In Peano's original axiomatization of the natural numbers, induction is provided as a second-order logical schema. This turns out to be a very powerful notion, and in particular allows us to define binary operations of addition and multiplication from the more basic (unary) operation of successor. This theory escapes Gödel's incompleteness theorems in that it is not a first-order theory, and indeed has only the canonical model of natural numbers (up to isomorphism).

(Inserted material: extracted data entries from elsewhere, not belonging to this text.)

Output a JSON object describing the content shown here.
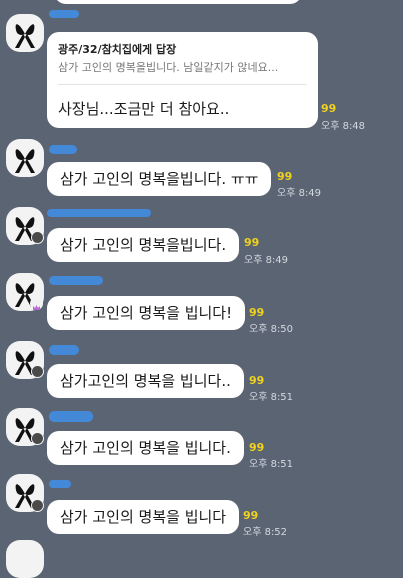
{
  "messages": [
    {
      "reply_to": "광주/32/참치집에게 답장",
      "quote": "삼가 고인의 명복을빕니다. 남일같지가 않네요...",
      "text": "사장님...조금만 더 참아요..",
      "read_count": "99",
      "time": "오후 8:48"
    },
    {
      "text": "삼가 고인의 명복을빕니다. ㅠㅠ",
      "read_count": "99",
      "time": "오후 8:49"
    },
    {
      "text": "삼가 고인의 명복을빕니다.",
      "read_count": "99",
      "time": "오후 8:49"
    },
    {
      "text": "삼가 고인의 명복을 빕니다!",
      "read_count": "99",
      "time": "오후 8:50"
    },
    {
      "text": "삼가고인의 명복을 빕니다..",
      "read_count": "99",
      "time": "오후 8:51"
    },
    {
      "text": "삼가 고인의 명복을 빕니다.",
      "read_count": "99",
      "time": "오후 8:51"
    },
    {
      "text": "삼가 고인의 명복을 빕니다",
      "read_count": "99",
      "time": "오후 8:52"
    }
  ],
  "icons": {
    "avatar": "mourning-ribbon-icon",
    "badge": "profile-badge-icon",
    "crown": "crown-icon"
  },
  "colors": {
    "background": "#5a6473",
    "bubble": "#ffffff",
    "read_count": "#f2d21c",
    "redaction": "#3f8fea"
  }
}
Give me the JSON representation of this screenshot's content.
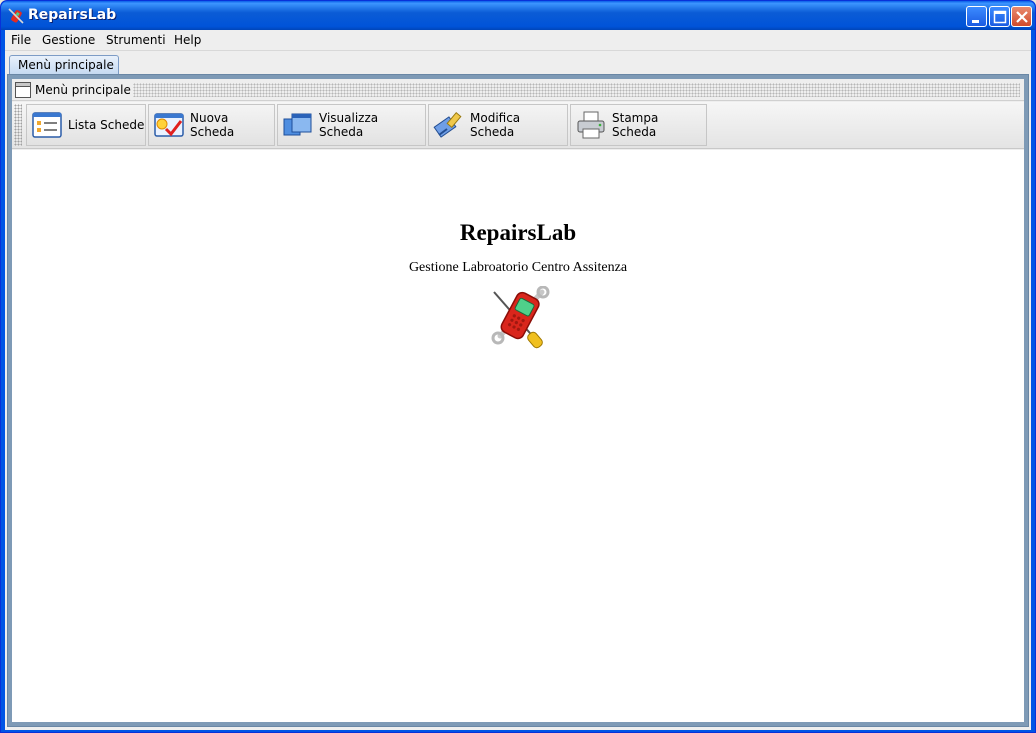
{
  "window": {
    "title": "RepairsLab",
    "icon": "wrench-phone-icon"
  },
  "title_controls": [
    {
      "name": "minimize-icon"
    },
    {
      "name": "maximize-icon"
    },
    {
      "name": "close-icon"
    }
  ],
  "menubar": {
    "items": [
      "File",
      "Gestione",
      "Strumenti",
      "Help"
    ]
  },
  "tabs": [
    {
      "label": "Menù principale",
      "selected": true
    }
  ],
  "panel": {
    "title": "Menù principale",
    "icon": "window-icon"
  },
  "toolbar": {
    "buttons": [
      {
        "label": "Lista Schede",
        "icon": "list-icon"
      },
      {
        "label": "Nuova Scheda",
        "icon": "new-card-icon"
      },
      {
        "label": "Visualizza Scheda",
        "icon": "view-windows-icon"
      },
      {
        "label": "Modifica Scheda",
        "icon": "edit-brush-icon"
      },
      {
        "label": "Stampa Scheda",
        "icon": "printer-icon"
      }
    ]
  },
  "content": {
    "title": "RepairsLab",
    "subtitle": "Gestione Labroatorio Centro Assitenza",
    "logo": "phone-repair-logo"
  },
  "colors": {
    "titlebar": "#0055e5",
    "tab_selected": "#c6daf1",
    "panel_border": "#7e9ab6",
    "logo_red": "#d9261c"
  }
}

Let us then speak of Peano arithmetic as the "familiar" first-order theory, to which Gödel's (first and second) incompleteness theorems apply. Axioms for addition and multiplication in relation to each other and to the successor operation can be stated in first-order logic, but the first-order scheme of induction doesn't permit us to dispense with these extra-logical axioms and simply prove them from other axioms.
Presburger arithmetic has a first-order schema of induction, but only the successor operation and addition (no multiplication). This turns out to be a complete and decidable theory, which illustrates one clear way it is weaker than Peano arithmetic with its Gödel numberings and incompleteness theorems. There one is unable to develop a general notion of divisibility and of primality in particular.
Robinson arithmetic has only finitely many first-order logical axioms and thus no schema of induction. However it includes axioms for multiplication and has enough power (despite being weaker than Peano arithmetic) to be essentially incomplete. One model for Robinson arithmetic, besides the usual natural numbers, is the subset of integer polynomials which have positive leading coefficient and zero.